Van Gogh: Self-Portraits – a ‘magical’ show of ‘electrifying intimacy’
Courtauld gallery has brought together ‘outstanding group’ of artist’s self-portraits
Vincent van Gogh’s face is one of the most recognisable in the entire art historical canon, said Rachel Campbell-Johnston in The Times. Only a single photograph of him is known to exist, depicting the artist as “a formally-suited 19-year-old” rather than the casually dressed bohemian who might more readily spring to mind.
Instead, it is through his paintings that van Gogh (1853-1890) cemented his own image into our collective memory: in the last years of his tragically short life, “too strapped for cash to pay for a model”, the artist turned to painting himself.
Between his arrival in Paris in 1886 and his suicide at Auvers-sur-Oise four years later, he realised some 35 “vibrant” self-portraits, a body of works now acknowledged to be among “the most vividly evocative” studies of the self ever realised.
Now the Courtauld gallery has brought together “an outstanding group” of almost half of these portraits in an “unprecedented” show, including many that “have not been in the same room together since the days when they leant, still wet, against studio walls”. This is an exhibition that “proffers moment after moment of profound revelation”. Do not miss it.
Perhaps the most remarkable thing about these self-portraits is “how different they all are”, said Alastair Sooke in The Daily Telegraph. In one of the earlier pictures here, the artist “looks like a murderer from a melodrama”, while another sees his head “covered with strange, tattoo-like markings, as if he were a Maori warrior”. In a painting produced two years later, meanwhile, he appears as “a lugubrious, yellow-skinned spectre”; “if you encountered such a brooding, volatile fellow on the Tube, you’d switch carriage”.

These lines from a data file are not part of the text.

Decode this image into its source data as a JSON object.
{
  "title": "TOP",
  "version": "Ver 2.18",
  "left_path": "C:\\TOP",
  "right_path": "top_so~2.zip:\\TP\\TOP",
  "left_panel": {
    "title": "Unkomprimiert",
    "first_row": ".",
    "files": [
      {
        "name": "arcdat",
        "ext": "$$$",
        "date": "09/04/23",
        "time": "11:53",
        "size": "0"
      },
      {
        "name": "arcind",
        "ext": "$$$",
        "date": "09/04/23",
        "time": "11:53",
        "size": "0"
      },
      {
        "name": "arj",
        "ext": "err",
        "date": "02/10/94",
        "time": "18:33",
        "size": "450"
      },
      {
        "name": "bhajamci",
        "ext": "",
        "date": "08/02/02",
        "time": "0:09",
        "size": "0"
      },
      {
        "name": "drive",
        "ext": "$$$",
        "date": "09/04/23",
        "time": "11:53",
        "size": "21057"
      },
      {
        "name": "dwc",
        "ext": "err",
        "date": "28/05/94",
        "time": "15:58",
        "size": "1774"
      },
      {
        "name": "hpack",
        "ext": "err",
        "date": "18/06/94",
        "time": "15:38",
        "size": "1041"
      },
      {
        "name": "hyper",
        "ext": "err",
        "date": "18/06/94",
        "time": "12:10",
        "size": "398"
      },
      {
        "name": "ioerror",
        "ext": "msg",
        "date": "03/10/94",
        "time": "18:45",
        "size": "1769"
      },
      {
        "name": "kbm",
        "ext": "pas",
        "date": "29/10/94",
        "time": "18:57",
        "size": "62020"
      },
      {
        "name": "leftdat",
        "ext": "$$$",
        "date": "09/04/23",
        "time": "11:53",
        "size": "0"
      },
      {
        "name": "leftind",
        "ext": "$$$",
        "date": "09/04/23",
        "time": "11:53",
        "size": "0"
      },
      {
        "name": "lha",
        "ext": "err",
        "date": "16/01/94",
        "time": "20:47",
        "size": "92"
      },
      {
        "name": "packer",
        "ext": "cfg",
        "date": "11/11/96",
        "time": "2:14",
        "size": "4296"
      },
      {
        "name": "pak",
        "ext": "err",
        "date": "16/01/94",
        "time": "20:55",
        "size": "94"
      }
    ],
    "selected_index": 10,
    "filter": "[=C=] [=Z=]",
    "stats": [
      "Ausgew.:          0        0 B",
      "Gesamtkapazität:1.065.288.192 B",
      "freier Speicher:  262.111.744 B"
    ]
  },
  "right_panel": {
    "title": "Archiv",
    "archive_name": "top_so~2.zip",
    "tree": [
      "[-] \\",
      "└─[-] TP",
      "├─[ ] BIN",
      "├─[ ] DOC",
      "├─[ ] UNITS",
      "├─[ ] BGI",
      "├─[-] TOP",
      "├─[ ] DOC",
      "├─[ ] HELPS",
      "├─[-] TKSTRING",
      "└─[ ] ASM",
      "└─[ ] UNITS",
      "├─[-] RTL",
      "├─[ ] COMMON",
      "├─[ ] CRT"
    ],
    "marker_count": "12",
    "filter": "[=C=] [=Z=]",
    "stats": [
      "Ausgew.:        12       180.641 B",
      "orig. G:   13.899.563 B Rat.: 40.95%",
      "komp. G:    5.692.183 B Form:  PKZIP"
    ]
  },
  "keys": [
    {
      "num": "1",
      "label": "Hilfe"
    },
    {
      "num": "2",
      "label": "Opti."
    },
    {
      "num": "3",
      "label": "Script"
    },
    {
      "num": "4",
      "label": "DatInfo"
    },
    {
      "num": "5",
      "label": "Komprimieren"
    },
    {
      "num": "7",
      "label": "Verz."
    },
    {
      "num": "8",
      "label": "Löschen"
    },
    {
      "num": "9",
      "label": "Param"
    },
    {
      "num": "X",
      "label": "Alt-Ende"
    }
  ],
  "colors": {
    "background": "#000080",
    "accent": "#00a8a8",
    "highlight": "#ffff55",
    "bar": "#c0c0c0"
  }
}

While it’s impossible to deny that much “psychological introspection” is on display, the show is at pains to dispense with the myth that van Gogh’s self-portraits were the product of a “mad” painter “splurging” his emotions onto canvas. Instead, we learn, they were the fruit of “conscious artistic decisions” – and that van Gogh painted despite, not because of, his “inner torment”.
Van Gogh’s self-portraits provide a kind of “index of his physical well-being, self-image and psychological state”, said Adrian Searle in The Guardian. His changing appearance from canvas to canvas – “bearded or not, hair clipped short, shaved, unkempt, ill, better fed, on the mend, confident, nervous, withdrawn, sunken-cheeked” – is a clue to his circumstances at the time, whether he was short of money, sick or healthy, “on or off the drink”.

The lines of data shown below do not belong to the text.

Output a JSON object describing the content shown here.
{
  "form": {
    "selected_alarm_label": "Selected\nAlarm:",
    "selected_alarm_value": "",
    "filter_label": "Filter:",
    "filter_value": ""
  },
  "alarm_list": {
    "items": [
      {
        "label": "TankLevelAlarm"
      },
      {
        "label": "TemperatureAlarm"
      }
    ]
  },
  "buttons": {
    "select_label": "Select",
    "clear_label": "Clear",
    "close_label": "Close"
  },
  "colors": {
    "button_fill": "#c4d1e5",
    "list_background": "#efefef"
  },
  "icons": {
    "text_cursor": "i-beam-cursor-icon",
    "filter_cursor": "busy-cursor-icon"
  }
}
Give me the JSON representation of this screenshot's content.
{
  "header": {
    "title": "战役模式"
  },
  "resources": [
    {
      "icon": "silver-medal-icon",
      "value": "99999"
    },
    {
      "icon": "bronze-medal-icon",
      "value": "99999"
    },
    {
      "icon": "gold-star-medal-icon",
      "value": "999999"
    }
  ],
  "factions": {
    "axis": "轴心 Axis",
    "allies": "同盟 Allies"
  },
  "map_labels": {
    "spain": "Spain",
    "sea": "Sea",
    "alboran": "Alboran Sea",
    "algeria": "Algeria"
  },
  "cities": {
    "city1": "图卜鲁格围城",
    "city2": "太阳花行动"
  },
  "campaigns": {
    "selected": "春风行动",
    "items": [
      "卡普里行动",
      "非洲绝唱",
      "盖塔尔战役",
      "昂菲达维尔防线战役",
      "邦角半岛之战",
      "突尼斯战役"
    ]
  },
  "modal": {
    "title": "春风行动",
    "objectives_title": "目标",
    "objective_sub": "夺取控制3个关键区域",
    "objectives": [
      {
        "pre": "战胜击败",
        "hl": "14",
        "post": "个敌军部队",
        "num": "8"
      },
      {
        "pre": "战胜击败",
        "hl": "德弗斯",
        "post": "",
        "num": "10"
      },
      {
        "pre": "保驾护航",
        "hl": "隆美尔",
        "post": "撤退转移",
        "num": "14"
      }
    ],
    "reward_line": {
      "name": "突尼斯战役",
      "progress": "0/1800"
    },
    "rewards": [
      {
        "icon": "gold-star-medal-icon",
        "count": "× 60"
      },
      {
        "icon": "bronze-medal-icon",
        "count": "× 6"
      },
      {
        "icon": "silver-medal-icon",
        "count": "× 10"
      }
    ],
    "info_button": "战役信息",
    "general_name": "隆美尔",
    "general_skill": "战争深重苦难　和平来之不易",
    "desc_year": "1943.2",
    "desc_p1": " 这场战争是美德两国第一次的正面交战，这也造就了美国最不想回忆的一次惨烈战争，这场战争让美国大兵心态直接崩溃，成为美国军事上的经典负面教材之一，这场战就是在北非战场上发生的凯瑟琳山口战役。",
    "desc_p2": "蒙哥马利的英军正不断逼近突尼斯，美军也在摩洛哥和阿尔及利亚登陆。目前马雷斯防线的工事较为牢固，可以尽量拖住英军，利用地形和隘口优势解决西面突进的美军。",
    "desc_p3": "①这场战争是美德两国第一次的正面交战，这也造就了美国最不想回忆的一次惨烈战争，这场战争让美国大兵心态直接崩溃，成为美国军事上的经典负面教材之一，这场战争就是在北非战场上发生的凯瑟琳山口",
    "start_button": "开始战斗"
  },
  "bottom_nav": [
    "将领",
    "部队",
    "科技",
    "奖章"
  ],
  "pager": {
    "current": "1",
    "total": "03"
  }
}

Perhaps the finest self-portraits here are among the last he created. Self-Portrait with Bandaged Ear, painted in January 1889, has him clean-shaven, “pale and introspective” with a “hunted” look in his eyes; just a few weeks before, he had mutilated his left ear following an argument with Paul Gauguin.

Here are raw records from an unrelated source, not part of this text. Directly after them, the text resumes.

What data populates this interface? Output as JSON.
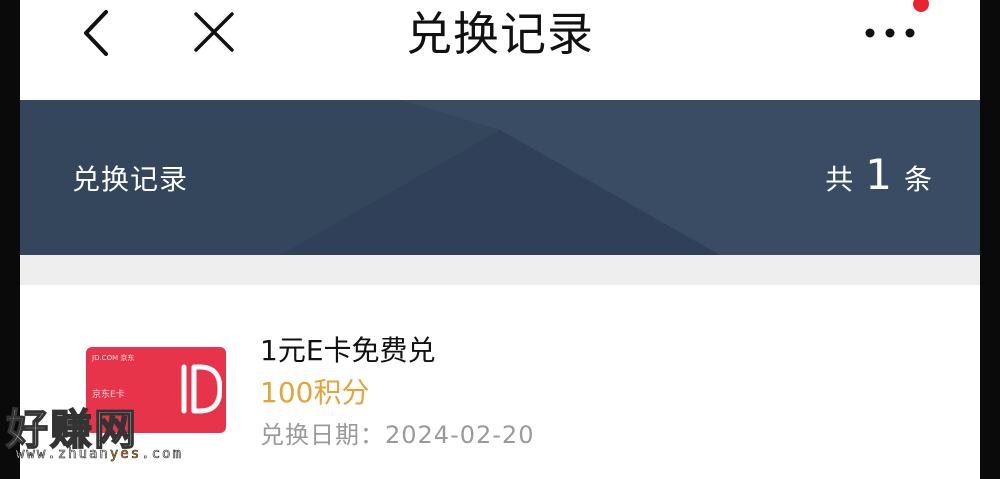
{
  "nav": {
    "title": "兑换记录",
    "back_icon": "chevron-left-icon",
    "close_icon": "close-icon",
    "more_icon": "more-horizontal-icon",
    "notification_dot_color": "#e8242e"
  },
  "banner": {
    "title": "兑换记录",
    "count_prefix": "共",
    "count": "1",
    "count_suffix": "条",
    "background_color": "#33445a"
  },
  "records": [
    {
      "title": "1元E卡免费兑",
      "points": "100积分",
      "date": "兑换日期：2024-02-20",
      "card": {
        "brand": "JD.COM 京东",
        "label": "京东E卡",
        "color": "#e8344a"
      }
    }
  ],
  "watermark": {
    "text": "好赚网",
    "url_prefix": "www.zhuan",
    "url_highlight": "yes",
    "url_suffix": ".com"
  }
}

Another, painted in the asylum at Saint-Rémy-de-Provence later that year, sees the artist looking “haggard, ruined”. His doctors were reluctant to let him use paint, fearing he would once again try to poison himself by eating it. The final portrait here, created about a week later, could depict a different man entirely: the brushwork is “lively, confident and assured”, the colour “singing and luminous”, van Gogh himself neat and “alert”. It is an astonishing climax to a “magical” show of “electrifying intimacy”.